Questo spostamento del punto di vista è lo stratagemma narrativo che consente finalmente di empatizzare con Natalia, mostrando la durezza del mondo che la circonda e la brutalità – più psicologica che fisica – dei Barnett, con Kristine in primo piano. Tuttavia, proprio in questa inversione drammaturgica, la serie rivela un grave limite: non ci viene mai offerto uno sguardo interno sulla vita familiare vissuta da Natalia all’interno della casa dei suoi genitori adottivi. Il racconto resta filtrato unicamente attraverso le parole di Kristine, mentre l’esperienza diretta della bambina rimane relegata a qualche flashback frammentario e privo di reale impatto. Il risultato è una narrazione che suggerisce la violenza più che mostrarla, e che finisce per edulcorare il lato più crudo e inquietante della storia. La violenza di Kristine, che secondo la testimonianza di Natalia e di Michael sarebbe stata fisica, folle e reiterata, non viene mai visualizzata in modo diretto, lasciando lo spettatore con una sensazione di incompiutezza e di mancata immersione nel lato più oscuro e disturbante dell’intera vicenda.
La miniserie indaga, dunque, i vari personaggi della storia, senza ridursi a un semplice racconto binario di vittime e carnefici. Oltre ai punti di vista di Kristine e Natalia, lo spettatore è invitato a osservare la vicenda attraverso gli occhi di Michael, una figura maschile tratteggiata con grande ambiguità e complessità. Apparentemente fragile e insicuro, Michael sembra essersi progressivamente smarrito in un’esistenza dominata da una presenza femminile fortemente condizionante. La narrazione suggerisce — senza mai affermarlo in maniera didascalica — che Michael abbia subito nel corso degli anni una sorta di gaslighting da parte della moglie, donna che emerge con sempre maggiore inquietudine nelle ultime puntate come un personaggio manipolativo, capace di riscrivere la realtà a proprio vantaggio. La sua non è solo una manipolazione nei confronti del coniuge: il meccanismo si estende, lentamente ma inesorabilmente, anche ai figli. A loro la madre racconta versioni distorte degli eventi familiari, finendo per instillare convinzioni che si cristallizzano nel tempo come verità assolute, dando forma a una memoria collettiva viziata, fondata su falsi ricordi.
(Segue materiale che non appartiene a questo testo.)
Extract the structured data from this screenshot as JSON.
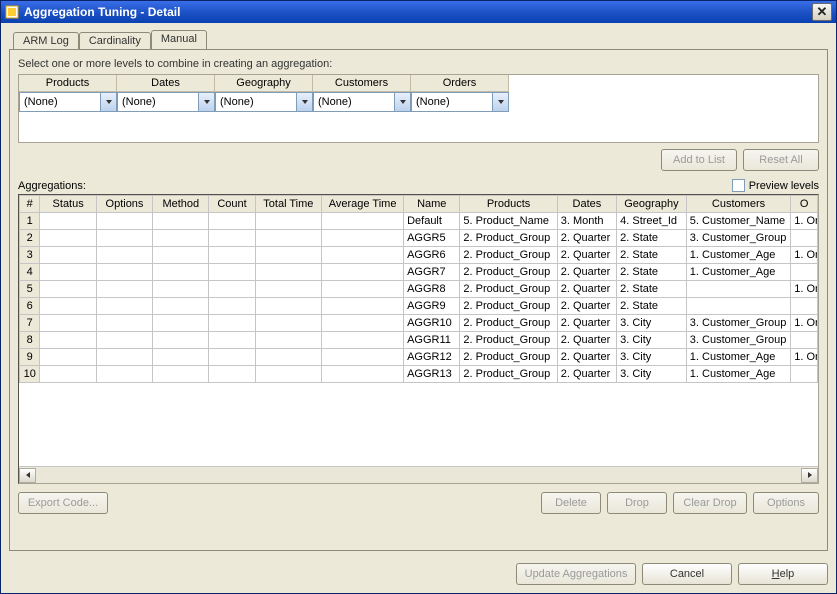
{
  "window": {
    "title": "Aggregation Tuning - Detail"
  },
  "tabs": [
    {
      "label": "ARM Log",
      "active": false
    },
    {
      "label": "Cardinality",
      "active": false
    },
    {
      "label": "Manual",
      "active": true
    }
  ],
  "instruction": "Select one or more levels to combine in creating an aggregation:",
  "levels": {
    "columns": [
      "Products",
      "Dates",
      "Geography",
      "Customers",
      "Orders"
    ],
    "values": [
      "(None)",
      "(None)",
      "(None)",
      "(None)",
      "(None)"
    ]
  },
  "buttons": {
    "add_to_list": "Add to List",
    "reset_all": "Reset All",
    "export_code": "Export Code...",
    "delete": "Delete",
    "drop": "Drop",
    "clear_drop": "Clear Drop",
    "options": "Options",
    "update_agg": "Update Aggregations",
    "cancel": "Cancel",
    "help": "Help"
  },
  "agg_label": "Aggregations:",
  "preview_label": "Preview levels",
  "grid": {
    "headers": [
      "#",
      "Status",
      "Options",
      "Method",
      "Count",
      "Total Time",
      "Average Time",
      "Name",
      "Products",
      "Dates",
      "Geography",
      "Customers",
      "O"
    ],
    "rows": [
      {
        "n": "1",
        "status": "",
        "options": "",
        "method": "",
        "count": "",
        "total": "",
        "avg": "",
        "name": "Default",
        "products": "5. Product_Name",
        "dates": "3. Month",
        "geography": "4. Street_Id",
        "customers": "5. Customer_Name",
        "orders": "1. Or"
      },
      {
        "n": "2",
        "status": "",
        "options": "",
        "method": "",
        "count": "",
        "total": "",
        "avg": "",
        "name": "AGGR5",
        "products": "2. Product_Group",
        "dates": "2. Quarter",
        "geography": "2. State",
        "customers": "3. Customer_Group",
        "orders": ""
      },
      {
        "n": "3",
        "status": "",
        "options": "",
        "method": "",
        "count": "",
        "total": "",
        "avg": "",
        "name": "AGGR6",
        "products": "2. Product_Group",
        "dates": "2. Quarter",
        "geography": "2. State",
        "customers": "1. Customer_Age",
        "orders": "1. Or"
      },
      {
        "n": "4",
        "status": "",
        "options": "",
        "method": "",
        "count": "",
        "total": "",
        "avg": "",
        "name": "AGGR7",
        "products": "2. Product_Group",
        "dates": "2. Quarter",
        "geography": "2. State",
        "customers": "1. Customer_Age",
        "orders": ""
      },
      {
        "n": "5",
        "status": "",
        "options": "",
        "method": "",
        "count": "",
        "total": "",
        "avg": "",
        "name": "AGGR8",
        "products": "2. Product_Group",
        "dates": "2. Quarter",
        "geography": "2. State",
        "customers": "",
        "orders": "1. Or"
      },
      {
        "n": "6",
        "status": "",
        "options": "",
        "method": "",
        "count": "",
        "total": "",
        "avg": "",
        "name": "AGGR9",
        "products": "2. Product_Group",
        "dates": "2. Quarter",
        "geography": "2. State",
        "customers": "",
        "orders": ""
      },
      {
        "n": "7",
        "status": "",
        "options": "",
        "method": "",
        "count": "",
        "total": "",
        "avg": "",
        "name": "AGGR10",
        "products": "2. Product_Group",
        "dates": "2. Quarter",
        "geography": "3. City",
        "customers": "3. Customer_Group",
        "orders": "1. Or"
      },
      {
        "n": "8",
        "status": "",
        "options": "",
        "method": "",
        "count": "",
        "total": "",
        "avg": "",
        "name": "AGGR11",
        "products": "2. Product_Group",
        "dates": "2. Quarter",
        "geography": "3. City",
        "customers": "3. Customer_Group",
        "orders": ""
      },
      {
        "n": "9",
        "status": "",
        "options": "",
        "method": "",
        "count": "",
        "total": "",
        "avg": "",
        "name": "AGGR12",
        "products": "2. Product_Group",
        "dates": "2. Quarter",
        "geography": "3. City",
        "customers": "1. Customer_Age",
        "orders": "1. Or"
      },
      {
        "n": "10",
        "status": "",
        "options": "",
        "method": "",
        "count": "",
        "total": "",
        "avg": "",
        "name": "AGGR13",
        "products": "2. Product_Group",
        "dates": "2. Quarter",
        "geography": "3. City",
        "customers": "1. Customer_Age",
        "orders": ""
      }
    ]
  }
}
In questo contesto, risalta in maniera significativa l’interpretazione di Ellen Pompeo, che dà volto e corpo a Kristine. L’attrice evita con intelligenza ogni forma di macchiettismo o semplificazione emotiva: la sua è una performance asciutta, calibrata, interiorizzata, che restituisce allo spettatore una donna spaccata tra la necessità di credere alla propria versione dei fatti e il sospetto di essere anch’ella stata, in parte, vittima delle stesse manipolazioni e traumi psichici del passato.
In conclusione
Good American Family emerge come un prodotto narrativamente interessante ma limitato nella sua capacità di indagare a fondo le sfumature più inquietanti della vicenda trattata. La decisione degli autori di mantenere una narrazione accessibile e levigata, senza mai affondare completamente nel cuore oscuro della storia, lascia la sensazione di un racconto incompiuto, incapace di provocare una vera e intensa riflessione emotiva e morale.
Note positive
- Tema intrigante
- Performance calibrata di Ellen Pompeo, che dona spessore al personaggio di Kristine.
- Approccio drammaturgico ben ritmato, che tiene vivo l’interesse dello spettatore.
Note negative
- Rinuncia ad esplorare l’oscurità autentica della vicenda, rendendo la serie più edulcorata che provocatoria.